My mother passed away a
couple of months ago. She was advanced
in years – 96 of them actually. While
sound of body, she was not sound of mind having been troubled with Alzheimer’s
disease for a very long period. My reckoning
makes it almost 20 years. This is a very
long time to suffer from any disease.
This blog is not about the ravages of dementia, the lives it affects or
the stress placed on the caregivers. Instead
it is about the end of life itself.
For Caroline Metzger Kulzer
Sladek, the end itself was peaceful enough.
It was the getting there that troubles me still. For the past two years, she smiled when
spoken to. She opened her mouth when
food or drink was presented. Sounds were
omitted – words certainly but without context.
Some friends went so far as to say she was happy.
The woman who was my mother was a private
person. To know that she was the subject
of such conjecture would have been anathema to her. The woman who was my mother actually passed
from this world into another one years before her body died. And yet, allowing that body to join her
spirit, electrical energy, soul, whatever you are happy to call our mental essence,
was difficult.
Her physical care for about
3 years was tended to by a nursing facility.
Able, caring and even loving people worked there. It was always clean and smelling as fresh as
is possible in such surroundings.

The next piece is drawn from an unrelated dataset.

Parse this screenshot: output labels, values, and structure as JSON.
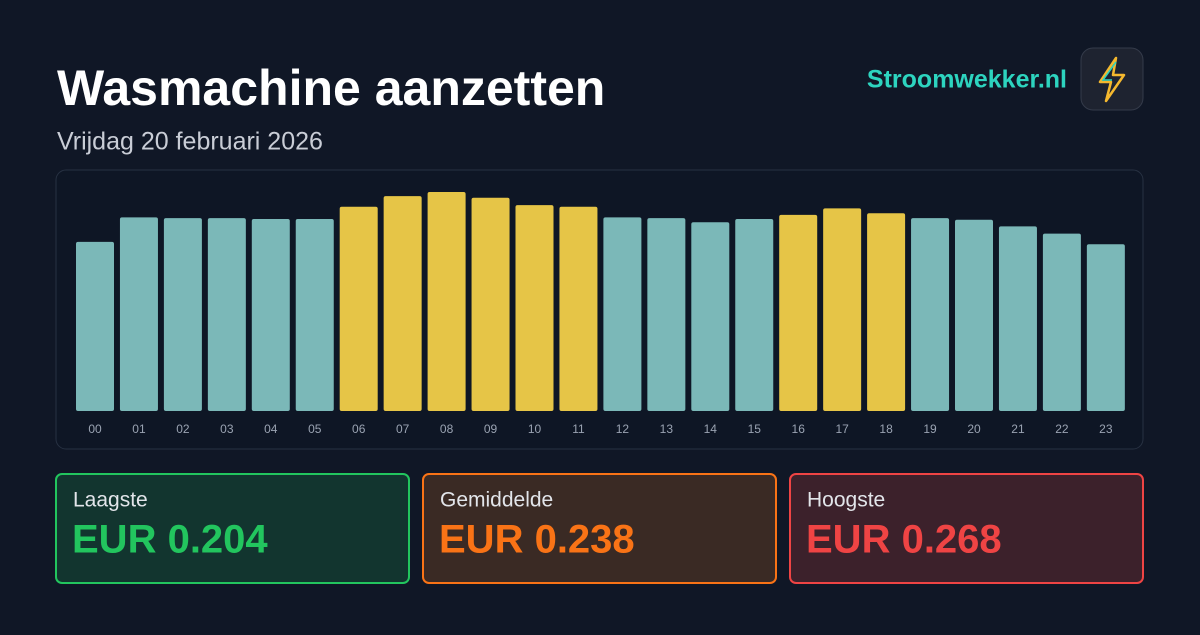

As far
as such places go, this was top of the list. And yet, with life functions dwindling there
was persistence, almost insistence that food and drink be administered, that
blood tests be conducted, medication administered and that a trip to a hospital
might be a good thing. At all costs, the
body alone should remain alive seemed to be the message. When I asked why, they simply smiled and said
that she was such a lovely patient. End
of life care was never mentioned even though the end of her life was imminent.
Previously created documents concerning end
of life care were produced. But she’s
such a lovely patient, shouldn’t we administer oxygen, antibiotics, x-rays or
whatever was the reply. No, let’s let
her go as softly as possible. But she’s
such a lovely patient. Enter the doctor
who agreed that it was indeed the beginning of the end, wrote some things on a
paper and left. Food and medication arrived and
something in my head said hospice.
A hospice organization was
selected and within only minutes the administrator arrived to take down
details, review papers, and assess the situation. Within minutes, my mother was in the hands of
people who understood that the end of life is as much a part of living as being
born. Thank you for allowing her to
glide gently from our presence and to continue her existence in our hearts and
memories.
The services offered by the
many hospice organizations in place today are there for the survivors as much
and maybe even more than for those who pass on.

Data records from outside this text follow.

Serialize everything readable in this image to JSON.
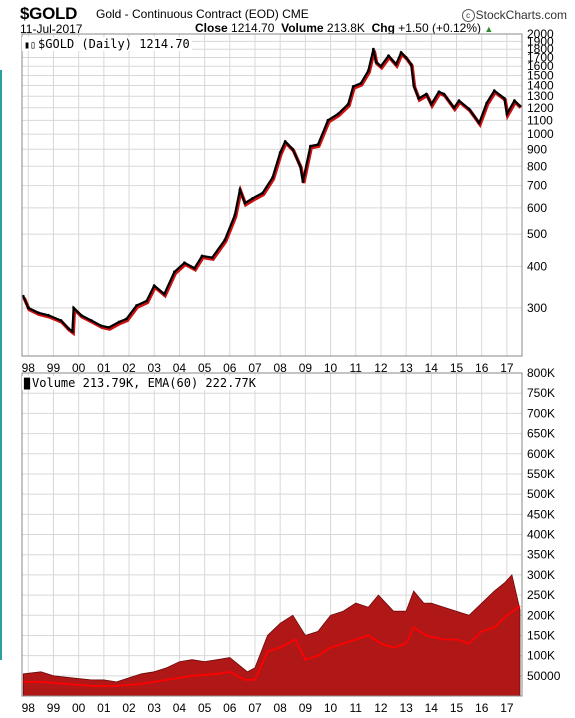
{
  "header": {
    "symbol": "$GOLD",
    "description": "Gold - Continuous Contract (EOD)",
    "exchange": "CME",
    "brand": "StockCharts.com",
    "date": "11-Jul-2017",
    "close_label": "Close",
    "close_value": "1214.70",
    "volume_label": "Volume",
    "volume_value": "213.8K",
    "chg_label": "Chg",
    "chg_value": "+1.50 (+0.12%)",
    "chg_color": "#2a8a2a"
  },
  "price_panel": {
    "label": "$GOLD (Daily) 1214.70"
  },
  "volume_panel": {
    "label": "Volume 213.79K, EMA(60) 222.77K"
  },
  "colors": {
    "price_line": "#000000",
    "price_down": "#cc1111",
    "volume_fill": "#b01818",
    "volume_edge": "#6b0a0a",
    "ema_line": "#ff0000",
    "grid": "#d8d8d8",
    "border": "#888888"
  },
  "chart_data": [
    {
      "type": "line",
      "title": "$GOLD (Daily) 1214.70",
      "y_scale": "log",
      "ylim": [
        215,
        2000
      ],
      "xlim": [
        1997.75,
        2017.6
      ],
      "x_ticks": [
        "98",
        "99",
        "00",
        "01",
        "02",
        "03",
        "04",
        "05",
        "06",
        "07",
        "08",
        "09",
        "10",
        "11",
        "12",
        "13",
        "14",
        "15",
        "16",
        "17"
      ],
      "y_ticks": [
        2000,
        1900,
        1800,
        1700,
        1600,
        1500,
        1400,
        1300,
        1200,
        1100,
        1000,
        900,
        800,
        700,
        600,
        500,
        400,
        300
      ],
      "series": [
        {
          "x": [
            1997.8,
            1998.0,
            1998.4,
            1998.8,
            1999.3,
            1999.6,
            1999.75,
            1999.8,
            2000.1,
            2000.5,
            2000.9,
            2001.2,
            2001.6,
            2001.9,
            2002.3,
            2002.7,
            2003.0,
            2003.4,
            2003.8,
            2004.2,
            2004.6,
            2004.9,
            2005.3,
            2005.8,
            2006.2,
            2006.4,
            2006.6,
            2006.9,
            2007.3,
            2007.7,
            2008.0,
            2008.2,
            2008.5,
            2008.8,
            2008.9,
            2009.2,
            2009.5,
            2009.9,
            2010.3,
            2010.7,
            2010.9,
            2011.2,
            2011.5,
            2011.7,
            2011.8,
            2012.0,
            2012.3,
            2012.6,
            2012.8,
            2013.0,
            2013.2,
            2013.3,
            2013.5,
            2013.8,
            2014.0,
            2014.3,
            2014.5,
            2014.9,
            2015.1,
            2015.5,
            2015.9,
            2016.2,
            2016.5,
            2016.9,
            2017.0,
            2017.3,
            2017.52
          ],
          "y": [
            325,
            300,
            290,
            285,
            275,
            260,
            255,
            300,
            285,
            275,
            265,
            262,
            272,
            278,
            305,
            315,
            350,
            330,
            385,
            410,
            395,
            430,
            425,
            480,
            570,
            680,
            620,
            640,
            665,
            740,
            880,
            950,
            900,
            800,
            720,
            920,
            930,
            1100,
            1150,
            1230,
            1390,
            1420,
            1550,
            1800,
            1650,
            1600,
            1720,
            1620,
            1760,
            1700,
            1620,
            1400,
            1280,
            1320,
            1230,
            1340,
            1320,
            1200,
            1260,
            1190,
            1080,
            1240,
            1350,
            1280,
            1150,
            1260,
            1214.7
          ]
        }
      ]
    },
    {
      "type": "area",
      "title": "Volume 213.79K, EMA(60) 222.77K",
      "ylim": [
        0,
        800000
      ],
      "xlim": [
        1997.75,
        2017.6
      ],
      "x_ticks": [
        "98",
        "99",
        "00",
        "01",
        "02",
        "03",
        "04",
        "05",
        "06",
        "07",
        "08",
        "09",
        "10",
        "11",
        "12",
        "13",
        "14",
        "15",
        "16",
        "17"
      ],
      "y_ticks": [
        "800K",
        "750K",
        "700K",
        "650K",
        "600K",
        "550K",
        "500K",
        "450K",
        "400K",
        "350K",
        "300K",
        "250K",
        "200K",
        "150K",
        "100K",
        "50000"
      ],
      "series": [
        {
          "name": "Volume",
          "x": [
            1997.8,
            1998.5,
            1999.0,
            1999.7,
            2000.5,
            2001.0,
            2001.5,
            2002.0,
            2002.5,
            2003.0,
            2003.5,
            2004.0,
            2004.5,
            2005.0,
            2005.5,
            2006.0,
            2006.3,
            2006.7,
            2007.0,
            2007.5,
            2008.0,
            2008.5,
            2009.0,
            2009.5,
            2010.0,
            2010.5,
            2011.0,
            2011.5,
            2011.9,
            2012.5,
            2013.0,
            2013.3,
            2013.7,
            2014.0,
            2014.5,
            2015.0,
            2015.5,
            2016.0,
            2016.5,
            2016.9,
            2017.2,
            2017.52
          ],
          "y": [
            55000,
            60000,
            50000,
            45000,
            40000,
            40000,
            35000,
            45000,
            55000,
            60000,
            70000,
            85000,
            90000,
            85000,
            90000,
            95000,
            80000,
            60000,
            70000,
            150000,
            180000,
            200000,
            150000,
            160000,
            200000,
            210000,
            230000,
            220000,
            250000,
            210000,
            210000,
            260000,
            230000,
            230000,
            220000,
            210000,
            200000,
            230000,
            260000,
            280000,
            300000,
            213790
          ]
        },
        {
          "name": "EMA(60)",
          "x": [
            1997.8,
            1998.5,
            1999.5,
            2000.5,
            2001.5,
            2002.5,
            2003.5,
            2004.5,
            2005.5,
            2006.0,
            2006.6,
            2007.0,
            2007.5,
            2008.0,
            2008.6,
            2009.0,
            2009.5,
            2010.0,
            2010.5,
            2011.0,
            2011.5,
            2012.0,
            2012.5,
            2013.0,
            2013.3,
            2013.8,
            2014.5,
            2015.0,
            2015.5,
            2016.0,
            2016.5,
            2017.0,
            2017.52
          ],
          "y": [
            35000,
            35000,
            30000,
            25000,
            25000,
            30000,
            40000,
            50000,
            55000,
            60000,
            40000,
            40000,
            110000,
            120000,
            140000,
            90000,
            100000,
            120000,
            130000,
            140000,
            150000,
            130000,
            120000,
            130000,
            170000,
            150000,
            140000,
            140000,
            130000,
            160000,
            170000,
            200000,
            222770
          ]
        }
      ]
    }
  ]
}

They are a loving family, helping where and how they can, well-trained,
practical and forthright. They offered
help with paperwork – that bane of our daily lives. They offered spiritual aid. They offered succor and council for those who
grieve. Asking for help can be difficult
and for some, like me, almost impossible. I learned that not asking for help does not
mean you are stronger than Samson or smarter than Solomon. It means you didn’t ask – nothing more –
nothing less. If your loved one is truly
nearing the end, seek the help being offered by hospice. If you wish that such a loving family were
there for you in such circumstances, write it down – now. How you get here is not up to you, but how
you leave can and should be your decision.